В плену каменного колодца

Наталья Викс
       
  Цикл  "Рассказы из детства"

          -  Быль -

      
В марте юное солнце уже довольно долго стоит над горизонтом. Если подставить ему щёки, лоб, и даже высунуть язык, то ощутимо чувствуешь робкое, нежное тепло. Я всегда любила солнце. Любое. Разное. Обжигающе-жаркое летом и  дымно-смущенное, как юная невеста, зимой. Когда я мёрзну, я всегда представляю себе огромный, золотисто-багряный диск, и мне становится легче переносить холода.
Но позднемартовским  ясным  днём мне было очень хорошо. Потому что детям часто очень хорошо, если, конечно, они не совсем голодны и относительно здоровы. Было мне двенадцать лет, было воскресенье, был ветреный, но не холодный день, и ехали мы с моим отцом – куда бы вы думали? На рыбалку! На Сибинские озёра!

Есть в нашей сторонке такое удивительное место. Пять параллельных, расположенных в один ряд, живописных  и  глубоких озёр, разделённых  гранитными Аблайкитскими горами. Первое и пятое очень малы по площади, заросли рогозом и тростником, но второе, Торткара, третье – Шалкар, и четвёртое – Коржынколь -  величественны и просторны.
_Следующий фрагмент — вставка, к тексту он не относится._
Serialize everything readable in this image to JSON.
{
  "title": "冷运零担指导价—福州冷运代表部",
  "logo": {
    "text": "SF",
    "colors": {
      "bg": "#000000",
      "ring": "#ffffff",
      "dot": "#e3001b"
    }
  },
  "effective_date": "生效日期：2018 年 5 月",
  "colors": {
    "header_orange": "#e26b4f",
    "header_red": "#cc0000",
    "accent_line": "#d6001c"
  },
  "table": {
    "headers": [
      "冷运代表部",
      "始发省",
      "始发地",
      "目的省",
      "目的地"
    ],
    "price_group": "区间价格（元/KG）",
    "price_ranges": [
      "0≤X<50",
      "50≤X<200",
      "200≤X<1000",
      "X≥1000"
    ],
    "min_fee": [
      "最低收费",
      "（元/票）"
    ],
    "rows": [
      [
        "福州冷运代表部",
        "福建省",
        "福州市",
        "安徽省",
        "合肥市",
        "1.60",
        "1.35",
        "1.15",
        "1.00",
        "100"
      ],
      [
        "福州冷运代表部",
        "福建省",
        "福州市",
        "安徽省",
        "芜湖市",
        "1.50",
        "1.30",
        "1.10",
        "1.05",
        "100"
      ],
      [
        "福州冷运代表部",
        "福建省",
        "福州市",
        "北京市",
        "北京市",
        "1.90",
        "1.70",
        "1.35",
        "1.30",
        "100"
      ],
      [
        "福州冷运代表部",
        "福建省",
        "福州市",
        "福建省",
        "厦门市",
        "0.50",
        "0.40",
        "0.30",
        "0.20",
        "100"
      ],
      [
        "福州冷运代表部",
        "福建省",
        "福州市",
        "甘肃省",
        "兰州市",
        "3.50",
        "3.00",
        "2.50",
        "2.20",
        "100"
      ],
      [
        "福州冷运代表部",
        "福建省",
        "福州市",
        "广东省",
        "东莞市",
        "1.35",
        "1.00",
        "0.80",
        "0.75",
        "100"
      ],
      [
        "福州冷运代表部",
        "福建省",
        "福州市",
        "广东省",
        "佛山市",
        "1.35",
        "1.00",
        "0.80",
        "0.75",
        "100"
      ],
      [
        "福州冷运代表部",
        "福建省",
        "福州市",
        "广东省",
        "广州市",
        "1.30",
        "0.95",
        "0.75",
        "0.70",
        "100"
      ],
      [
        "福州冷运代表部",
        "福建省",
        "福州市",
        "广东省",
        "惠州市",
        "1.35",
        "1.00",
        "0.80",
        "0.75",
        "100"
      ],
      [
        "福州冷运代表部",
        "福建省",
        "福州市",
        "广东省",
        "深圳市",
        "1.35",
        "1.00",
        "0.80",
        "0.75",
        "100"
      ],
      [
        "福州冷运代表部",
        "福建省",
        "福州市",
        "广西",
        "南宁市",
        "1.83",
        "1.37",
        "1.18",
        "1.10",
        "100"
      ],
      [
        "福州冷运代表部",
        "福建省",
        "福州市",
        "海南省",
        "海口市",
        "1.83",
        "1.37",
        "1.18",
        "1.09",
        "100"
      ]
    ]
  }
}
Кто видел их однажды, тот не забудет никогда.

В озёрах водятся щуки, карпы и мелкая рыбёшка, поэтому не удивительно, что рыбаки всех возрастов, давно имели  свои излюбленные «прикормленные» места.
В марте лёд еще крепкий, хоть и начинающий рыхлеть от наступающих оттепелей. И  мы,  прибыв на место,  без страха и сомнения вышли на промысел, прихватив  кормаки,  наживку – мотыля, распаренную перловку для прикорма, ледобур,  и черпак,  чтоб удалять из лунок ледяную кашицу-шугу.
Многие рыбаки сидели с рассвета, и уже могли похвастаться неплохим уловом. Меня же, худенькую и щуплую,  утром пожалели, и растолкали, когда вовсю светило солнце. Хоть и собиралась я впопыхах, надевая не глядя с вечера приготовленную одежду, хоть и гнал папа ещё не старенький тогда наш голубой «Москвич», но два часа пути  никуда не денешь. Поэтому другие рыбаки довольно насмешливо поглядывали на нас, выходящих на лёд в одиннадцатом часу пополудни.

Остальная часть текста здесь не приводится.